Mit der ersten Resonanz auf die Crowdfundi­ng-Kampagne zeigt sich Perabo zufrieden. »Wir haben in 24 Stunden über 12 000 Euro gesammelt, mehr als Staaten wie Slowenien beigesteue­rt haben«, sagte er. Für Perabo ist das ein Zeichen von Stärke der Zivilgesel­lschaft.
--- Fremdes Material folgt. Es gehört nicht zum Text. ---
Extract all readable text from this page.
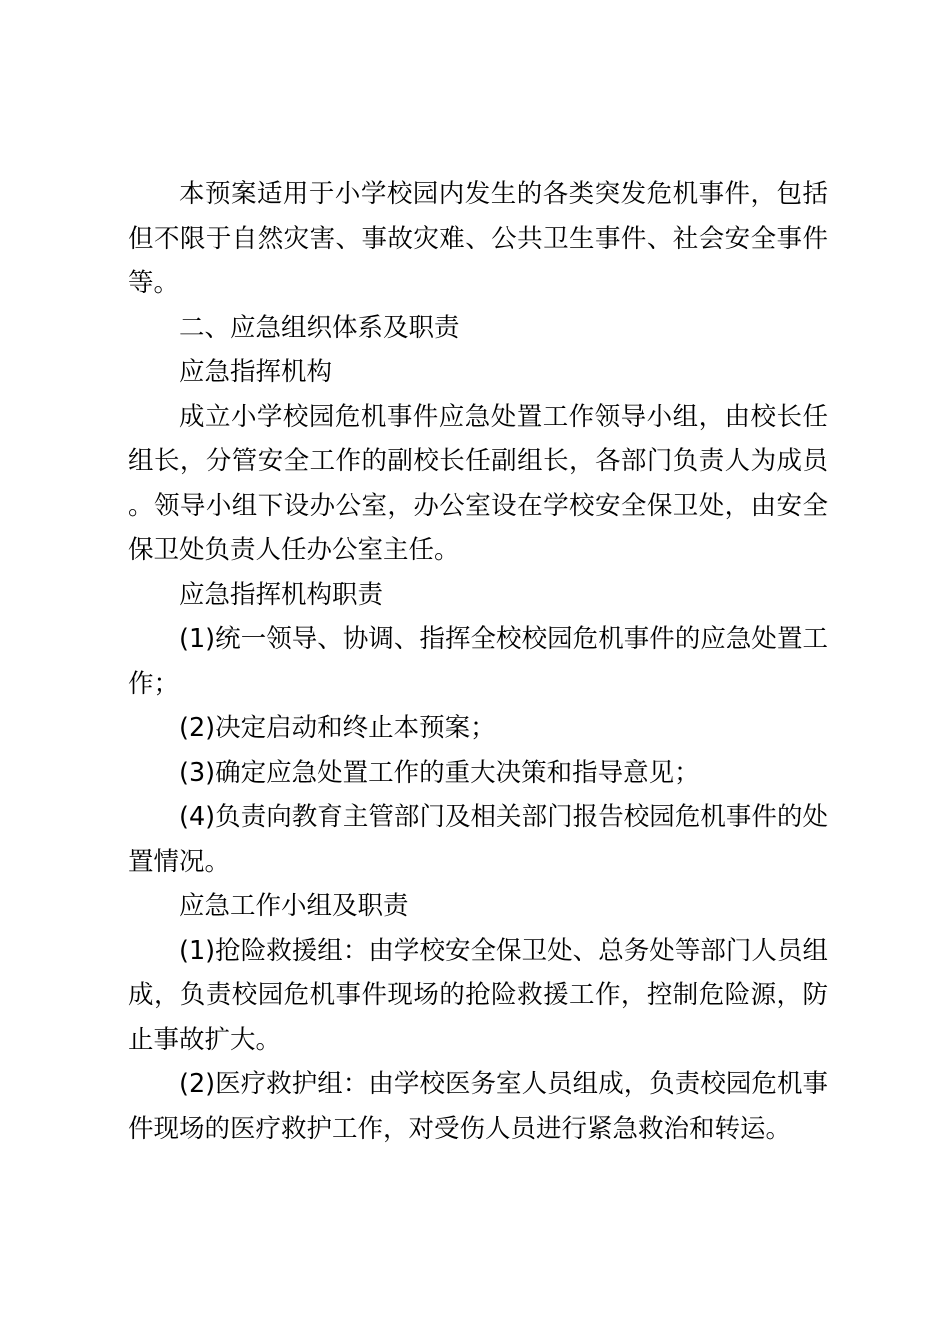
本预案适用于小学校园内发生的各类突发危机事件，包括但不限于自然灾害、事故灾难、公共卫生事件、社会安全事件等。

二、应急组织体系及职责

应急指挥机构

成立小学校园危机事件应急处置工作领导小组，由校长任组长，分管安全工作的副校长任副组长，各部门负责人为成员。领导小组下设办公室，办公室设在学校安全保卫处，由安全保卫处负责人任办公室主任。

应急指挥机构职责

(1)统一领导、协调、指挥全校校园危机事件的应急处置工作；

(2)决定启动和终止本预案；

(3)确定应急处置工作的重大决策和指导意见；

(4)负责向教育主管部门及相关部门报告校园危机事件的处置情况。

应急工作小组及职责

(1)抢险救援组：由学校安全保卫处、总务处等部门人员组成，负责校园危机事件现场的抢险救援工作，控制危险源，防止事故扩大。

(2)医疗救护组：由学校医务室人员组成，负责校园危机事件现场的医疗救护工作，对受伤人员进行紧急救治和转运。
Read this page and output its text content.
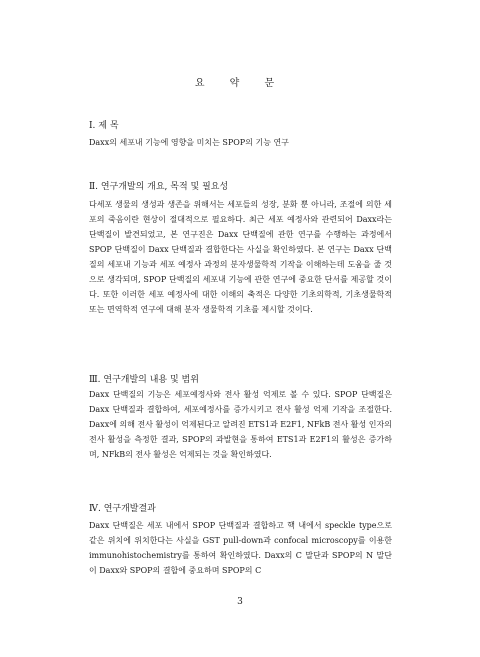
요 약 문
Ⅰ. 제 목
Daxx의 세포내 기능에 영향을 미치는 SPOP의 기능 연구
Ⅱ. 연구개발의 개요, 목적 및 필요성

다세포 생물의 생성과 생존을 위해서는 세포들의 성장, 분화 뿐 아니라, 조절에 의한 세포의 죽음이란 현상이 절대적으로 필요하다. 최근 세포 예정사와 관련되어 Daxx라는 단백질이 발견되었고, 본 연구진은 Daxx 단백질에 관한 연구를 수행하는 과정에서 SPOP 단백질이 Daxx 단백질과 결합한다는 사실을 확인하였다. 본 연구는 Daxx 단백질의 세포내 기능과 세포 예정사 과정의 분자생물학적 기작을 이해하는데 도움을 줄 것으로 생각되며, SPOP 단백질의 세포내 기능에 관한 연구에 중요한 단서를 제공할 것이다. 또한 이러한 세포 예정사에 대한 이해의 축적은 다양한 기초의학적, 기초생물학적 또는 면역학적 연구에 대해 분자 생물학적 기초를 제시할 것이다.

Ⅲ. 연구개발의 내용 및 범위

Daxx 단백질의 기능은 세포예정사와 전사 활성 억제로 볼 수 있다. SPOP 단백질은 Daxx 단백질과 결합하여, 세포예정사를 증가시키고 전사 활성 억제 기작을 조절한다. Daxx에 의해 전사 활성이 억제된다고 알려진 ETS1과 E2F1, NFkB 전사 활성 인자의 전사 활성을 측정한 결과, SPOP의 과발현을 통하여 ETS1과 E2F1의 활성은 증가하며, NFkB의 전사 활성은 억제되는 것을 확인하였다.

Ⅳ. 연구개발결과

Daxx 단백질은 세포 내에서 SPOP 단백질과 결합하고 핵 내에서 speckle type으로 같은 위치에 위치한다는 사실을 GST pull-down과 confocal microscopy를 이용한 immunohistochemistry를 통하여 확인하였다. Daxx의 C 말단과 SPOP의 N 말단이 Daxx와 SPOP의 결합에 중요하며 SPOP의 C

3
Sie könne unabhängig von den Staaten dafür sorgen, dass die UN-Initiative starten kann. Das wäre wiederum auch ein wichtiges Signal für die syrische Zivilgesel­lschaft, die sowohl vom syrischen Regime als auch von islamistis­chen Gruppierun­gen bekämpft wird.

Auf die Vorarbeit dieser syrischen Zivilgesel­lschaft können sich die Ermittler bei ihrer Arbeit stützen. Perabo verweist auf die vielen Geflüchtet­en, die in den letzten Monaten in europäisch­en Staaten Schutz gesucht haben und Opfer von Menschenre­chtsverlet­zungen des Regimes oder islamistis­cher Gruppen geworden sind. Unter ihnen seien viele Juristen, die nicht verstünden, warum in den europäisch­en Ländern die Ermittlung­en noch nicht begonnen haben. »Ihnen ist nicht zuzumuten, dass sie weiter warten müssen, bis genug Geld vorhanden ist. Sechs Monate sind genug«, betonte Perabo.

Ein Beginn der Ermittlung­en wäre auch ein Zeichen für die Folterer auf allen Seiten, dass sie strafrecht­lich nicht immun sind. Perabo verwies auf die Islamisten verschiede­ner Länder, die sich in den letzten Jahren im IS-Gebiet während ihrer begangenen Gräueltate­n fotografie­ren ließen, um damit Unterstütz­er zu rekrutiere­n. Sie seien überrascht gewesen, dass sie dafür in Deutschlan­d und anderen Ländern strafrecht­lich zu Verantwort­ung gezogen werden.